Reason #1: Calculating net worth showed where I am going financially.
For example, my awesome negative net worth of $22,000 wasn’t something positive by itself. In fact, it was embarrassing. But if next month I saw a slight decrease of my liabilities (fancy word for “debts”) and increased cash, this would mean I’m moving in a positive direction and slowly but surely going towards being positive. And seeing progress is fantastic especially if you’re broke.
Even if my net worth increased by lousy $500 towards being positive, it would give me a jolt of energy to keep working at it. Would I have the same energy if I didn’t know I was moving in the right direction? Doubt it.
Reason #2: Calculating net worth removed the fog of war and gave me clarity
When I was just starting out, I was genuinely afraid to open my mail. I knew I owed money, and I knew it was a lot of money. But I was very sheepish to face it - hey, maybe if I ignore the bills they’ll go away. Heck no! They just kept coming. Shortly after, they started calling me and demanding payments. Only after I laid out all of my bills and all of my statement, I was ready to deal with them. Only after I’ve calculated how much I owed vs. how much I actually have, I’ve understood the severity of the situation. And only then it became crystal clear to me that I need to do something about it.

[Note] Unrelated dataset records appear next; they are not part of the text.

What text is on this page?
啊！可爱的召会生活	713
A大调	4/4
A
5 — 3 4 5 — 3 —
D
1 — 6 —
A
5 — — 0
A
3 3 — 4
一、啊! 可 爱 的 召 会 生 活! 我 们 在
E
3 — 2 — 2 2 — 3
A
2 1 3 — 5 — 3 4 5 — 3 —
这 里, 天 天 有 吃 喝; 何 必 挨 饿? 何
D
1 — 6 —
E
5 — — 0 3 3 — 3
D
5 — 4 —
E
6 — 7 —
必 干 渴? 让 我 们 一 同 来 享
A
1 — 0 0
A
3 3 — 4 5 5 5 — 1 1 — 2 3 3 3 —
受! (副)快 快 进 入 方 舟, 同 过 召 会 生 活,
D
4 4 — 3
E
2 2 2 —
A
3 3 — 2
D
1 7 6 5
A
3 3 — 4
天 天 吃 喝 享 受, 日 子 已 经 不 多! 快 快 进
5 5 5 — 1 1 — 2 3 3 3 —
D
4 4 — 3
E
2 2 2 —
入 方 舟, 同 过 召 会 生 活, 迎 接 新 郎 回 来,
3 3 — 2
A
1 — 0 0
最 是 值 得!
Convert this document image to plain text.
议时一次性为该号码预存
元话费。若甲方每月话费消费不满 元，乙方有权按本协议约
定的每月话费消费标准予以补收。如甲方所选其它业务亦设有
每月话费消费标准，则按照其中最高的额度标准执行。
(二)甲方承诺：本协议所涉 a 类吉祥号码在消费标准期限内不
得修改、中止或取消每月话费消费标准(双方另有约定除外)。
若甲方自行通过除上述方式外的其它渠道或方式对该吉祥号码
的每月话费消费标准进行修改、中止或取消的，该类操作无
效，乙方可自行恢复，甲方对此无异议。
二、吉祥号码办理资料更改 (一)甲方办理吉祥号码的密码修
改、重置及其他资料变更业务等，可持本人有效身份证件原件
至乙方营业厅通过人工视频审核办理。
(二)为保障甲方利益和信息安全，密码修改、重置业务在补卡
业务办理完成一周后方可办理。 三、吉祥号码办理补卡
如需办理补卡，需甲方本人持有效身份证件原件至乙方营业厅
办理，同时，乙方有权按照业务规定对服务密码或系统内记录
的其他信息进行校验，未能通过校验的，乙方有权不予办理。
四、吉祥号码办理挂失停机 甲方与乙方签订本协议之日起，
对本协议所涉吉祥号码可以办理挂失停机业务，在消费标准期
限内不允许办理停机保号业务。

It was stupid of me to ignore my problems hoping they’ll just go away. Interestingly enough, my imagination painted a picture that was much worse than reality was. Yes, it was bad. But for some reason my imagination made it much worse. Only when I’ve calculated my first net worth statement showing how much I owe between all the accounts, it became clear to me the situation isn’t as bad as I felt.
Reason #3: Calculating net worth shows us how close we are to our goals
We have a few goals and dreams we’d like to be able to achieve and slowly but surely working towards them:
- Being able to help our parents financially in retirement (if necessary)
- Give our future children a great childhood full of memories and experiences
- Travel extensively
- Reach financial independence and only work because we want to, not because we have to.
Let’s face it, all of these goals are achievable given enough money. But how would we know if we reached them or not without calculating net worth for ourselves?
Calculating net worth for your household:
Crunching numbers is the easy part. In fact, you can probably do it in less than 30 minutes:
Step 1: Make a list of all of your assets. Include the following major items:
- Balances on your checking and savings accounts
- Total value of the stocks and bonds you own (IRA, 401(k), RRSP, TFSA, unregistered accounts, etc.)
- Fair market value of your house and any other properties
- Equity in business ventures
- Fair market value of your vehicles and other significant items such as coin collections, jewelery, etc.
Step 2: Make a list of all of your debts. Include the following:
- Mortgages attached to your properties
- Credit cards and lines of credit balances
- Student loans, personal loans, auto loans, loans from your parents
Step 3: Subtract debts from your assets. The resulting number is your net worth.